Online discussions may seem to happen naturally but there are specific ways a facilitator can respond to ensure comments evolve into good online conversations.
As much as students like to chat amongst themselves the success of an interaction is that it develops into a full learning experience. Here’s some tips on how to get through the chit chat and push those interactions into areas of thinking, collaborating and learning.
1. Keep the chit chat to a ‘water cooler’ area. This means setting up a space where people can chat about things that aren’t related to the topic. Encourage this, it’s great for people to find things in common and connect.
2. In the first week start a friendly fun conversation introducing everyone. Ask questions that will help establish relationships among the students, help people to meet each other.
3. People need somewhere to vent so regularly have a conversation space that is not tied too closely to the content but more of a debrief space.
3. Ask good questions, forget the yes/no questions, ask a question that relates to the course content and takes it one step further. Remember to always link these questions to your objectives, are you wanting students to analyse, identify, describe etc. Good ways to ask questions are to relate a topic to personal experience, or ask what they would do if they had hindsight, or what they thought the author meant when …
4. Ask people to respond to other’s posts with an explanation or reflection or furthering the discussion.

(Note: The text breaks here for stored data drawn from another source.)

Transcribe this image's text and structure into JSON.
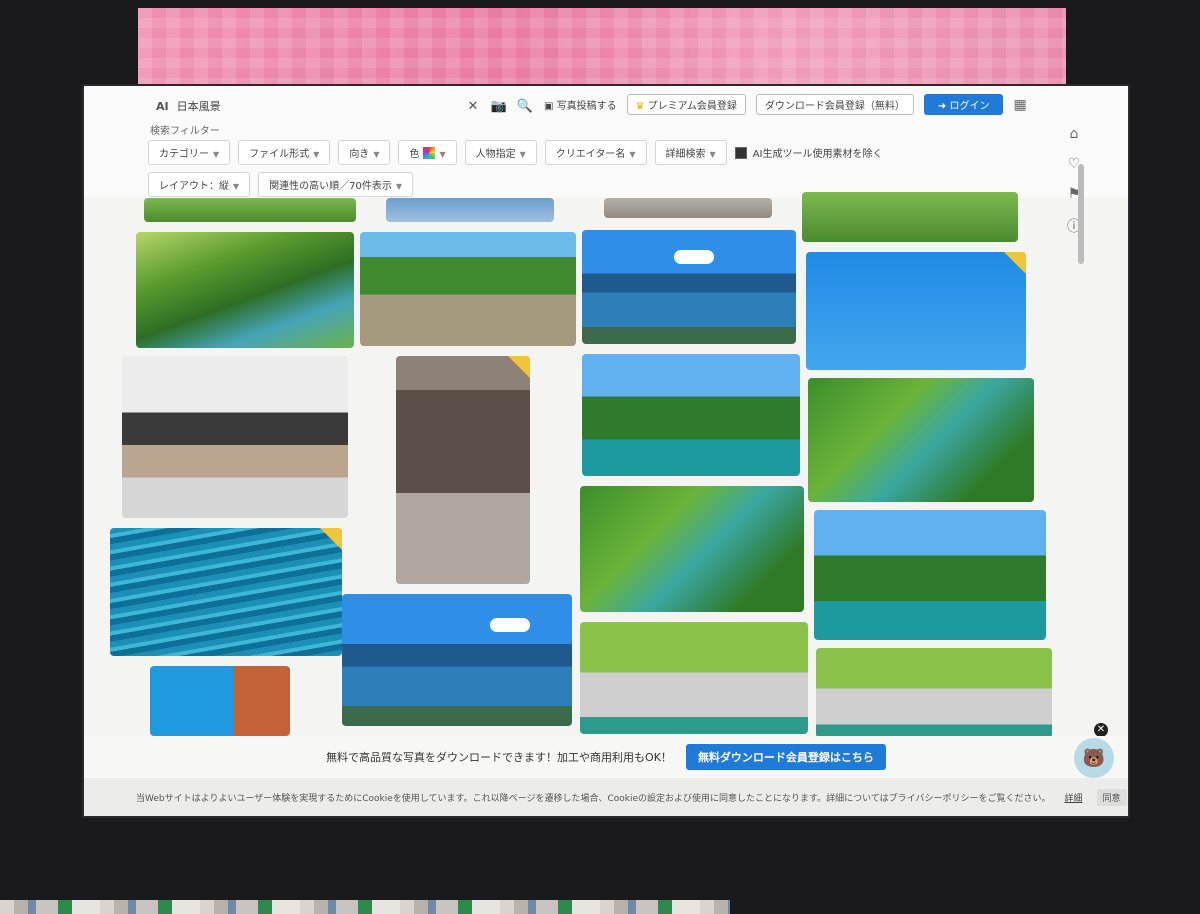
{
  "search": {
    "ai_mark": "AI",
    "value": "日本風景"
  },
  "header_actions": {
    "post_photo": "写真投稿する",
    "premium": "プレミアム会員登録",
    "free_register": "ダウンロード会員登録（無料）",
    "login": "ログイン"
  },
  "filters": {
    "heading": "検索フィルター",
    "category": "カテゴリー",
    "file_format": "ファイル形式",
    "orientation": "向き",
    "color": "色",
    "people": "人物指定",
    "creator": "クリエイター名",
    "advanced": "詳細検索",
    "ai_exclude": "AI生成ツール使用素材を除く",
    "layout": "レイアウト：縦",
    "sort": "関連性の高い順／70件表示"
  },
  "promo": {
    "text": "無料で高品質な写真をダウンロードできます！加工や商用利用もOK！",
    "button": "無料ダウンロード会員登録はこちら"
  },
  "cookie": {
    "text": "当Webサイトはよりよいユーザー体験を実現するためにCookieを使用しています。これ以降ページを遷移した場合、Cookieの設定および使用に同意したことになります。詳細についてはプライバシーポリシーをご覧ください。",
    "details": "詳細",
    "agree": "同意"
  },
  "icons": {
    "home": "home-icon",
    "favorite": "heart-icon",
    "bookmark": "bookmark-icon",
    "help": "help-icon"
  },
  "colors": {
    "accent": "#1f7ad8",
    "new_tag": "#f2c43a",
    "banner": "#ec8aad"
  }
}
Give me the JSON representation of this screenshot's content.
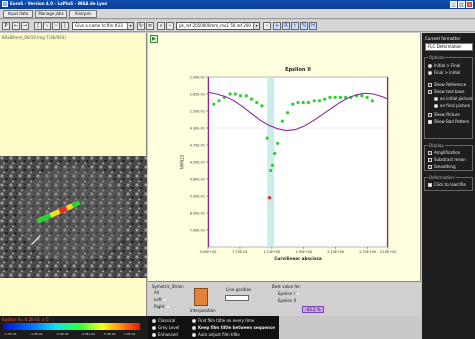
{
  "window": {
    "title": "EuroS - Version 4.0 - LaPtoS - INSA de Lyon",
    "buttons": [
      "_",
      "□",
      "×"
    ]
  },
  "menu": [
    "Input data",
    "Manage jobs",
    "Analysis"
  ],
  "toolbar": {
    "left_buttons": [
      "P",
      "←",
      "→"
    ],
    "dropdown1": "Give a name to file #23",
    "dropdown2": "pk_ref 2050000mm_mx1 50 ref 200",
    "right_buttons": [
      "+",
      "R",
      "t",
      "%",
      "H"
    ]
  },
  "left": {
    "caption": "80x80mm_00/10 Img 7(36/924)"
  },
  "chart_data": {
    "type": "scatter",
    "title": "Epsilon II",
    "xlabel": "Curvilinear abscissa",
    "ylabel": "STRAIN",
    "xlim": [
      0.0,
      3.1
    ],
    "ylim": [
      -7.0,
      3.0
    ],
    "xtick_labels": [
      "0.00E+00",
      "7.70E-01",
      "1.10E+00",
      "1.90E+00",
      "2.10E+00",
      "2.70E+00",
      "3.10E+00"
    ],
    "xtick_values": [
      0.0,
      0.55,
      1.1,
      1.65,
      2.2,
      2.75,
      3.1
    ],
    "ytick_labels": [
      "2.90E-01",
      "2.85E-01",
      "2.50E-01",
      "4.30E-01",
      "4.75E-01",
      "4.50E-01",
      "4.80E-01",
      "5.30E-01",
      "6.50E-01",
      "7.00E-01"
    ],
    "ytick_values": [
      3.0,
      2.0,
      1.0,
      0.0,
      -1.0,
      -2.0,
      -3.0,
      -4.0,
      -5.0,
      -6.0
    ],
    "grid": false,
    "highlight_x_range": [
      1.02,
      1.14
    ],
    "vertical_lines": [
      0.0,
      3.1
    ],
    "series": [
      {
        "marker": "point",
        "color": "#2fd12f",
        "x": [
          0.1,
          0.19,
          0.28,
          0.38,
          0.47,
          0.56,
          0.66,
          0.75,
          0.84,
          0.93,
          1.02,
          1.08,
          1.11,
          1.15,
          1.2,
          1.28,
          1.37,
          1.46,
          1.55,
          1.64,
          1.73,
          1.83,
          1.92,
          2.01,
          2.1,
          2.19,
          2.28,
          2.37,
          2.46,
          2.56,
          2.65,
          2.74,
          2.83
        ],
        "y": [
          1.4,
          1.6,
          1.8,
          2.0,
          2.0,
          1.9,
          1.9,
          1.7,
          1.5,
          1.3,
          -0.6,
          -2.5,
          -2.2,
          -1.5,
          -0.9,
          0.4,
          0.9,
          1.4,
          1.5,
          1.5,
          1.5,
          1.6,
          1.6,
          1.7,
          1.8,
          1.8,
          1.8,
          1.8,
          1.8,
          1.9,
          1.9,
          1.8,
          1.6
        ]
      },
      {
        "marker": "point",
        "color": "#e82020",
        "x": [
          1.06
        ],
        "y": [
          -4.1
        ]
      },
      {
        "marker": "line",
        "color": "#8a2a9a",
        "x": [
          0.0,
          0.15,
          0.3,
          0.45,
          0.6,
          0.75,
          0.9,
          1.05,
          1.2,
          1.35,
          1.5,
          1.65,
          1.8,
          1.95,
          2.1,
          2.25,
          2.4,
          2.55,
          2.7,
          2.85,
          3.0,
          3.1
        ],
        "y": [
          2.1,
          2.0,
          1.85,
          1.6,
          1.25,
          0.85,
          0.45,
          0.15,
          -0.05,
          -0.15,
          -0.1,
          0.1,
          0.4,
          0.75,
          1.1,
          1.45,
          1.75,
          1.95,
          2.05,
          2.0,
          1.85,
          1.7
        ]
      }
    ]
  },
  "bottom": {
    "symmetry_label": "Symetric_Strain",
    "symmetry_options": [
      "All",
      "Left",
      "Right"
    ],
    "image_label": "Interpolation",
    "line_position_label": "Line position",
    "best_value_label": "Best value for:",
    "best_options": [
      "Epsilon I",
      "Epsilon II"
    ],
    "best_value": "-43.2 %"
  },
  "right": {
    "title": "Current formatter",
    "dropdown": "FLC Deformation",
    "options_label": "Options",
    "radios": [
      {
        "label": "Initial > Final",
        "on": true
      },
      {
        "label": "Final > Initial",
        "on": false
      }
    ],
    "checks": [
      {
        "label": "Show Reference",
        "on": true
      },
      {
        "label": "Show tool base",
        "on": true
      },
      {
        "label": "on initial picture",
        "on": true,
        "radio": true
      },
      {
        "label": "on final picture",
        "on": false,
        "radio": true
      },
      {
        "label": "Show Picture",
        "on": true
      },
      {
        "label": "Show Bad Pattern",
        "on": false
      }
    ],
    "section2_label": "Display",
    "checks2": [
      {
        "label": "Amplification",
        "on": true
      },
      {
        "label": "Substract mean",
        "on": true
      },
      {
        "label": "Smoothing",
        "on": true
      }
    ],
    "section3_label": "Deformation",
    "checks3": [
      {
        "label": "Click to load file",
        "on": false
      }
    ]
  },
  "colorbar": {
    "label": "Epsilon II=-4.2E-01 ± 5",
    "ticks": [
      "-1.5E-01",
      "-1.0E-01",
      "-5.0E-02",
      "0.0E+00",
      "5.0E-02",
      "1.0E-01"
    ]
  },
  "bottom_controls": {
    "left": [
      {
        "label": "Classical",
        "on": true
      },
      {
        "label": "Grey Level",
        "on": false
      },
      {
        "label": "Enhanced",
        "on": false
      }
    ],
    "right": [
      {
        "label": "Find film tiltle on every time",
        "on": false
      },
      {
        "label": "Keep film tiltle between sequence",
        "on": true
      },
      {
        "label": "Auto adjust film tiltle",
        "on": false
      }
    ]
  }
}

Set discussion guidelines such as to be supportive, considerate and to always proof read your post. You can incorporate this into the assessment.
5. Give a minimum posting requirement. People are working from a distance so ask everyone to check in regularly and set a required number of time they must post. This will also help to stop people ‘lurking’.
6. Get everyone involved. Have different participants moderate discussions and also make this part of the course assessment. This is a sure way for students to learn the importance of meaningful interaction.
7. Add to the discussion yourself. If you can see a way to develop a comment or want to ask for further clarification, get in there, be part of the learning. Remind students to contribute if they’re falling behind.
8. Remember the ‘I’m confused’, ‘I don’t know what to do’ or responses that don’t go anywhere can be a cry for help. Reach out and give support to these students, guide them and help to get them on board.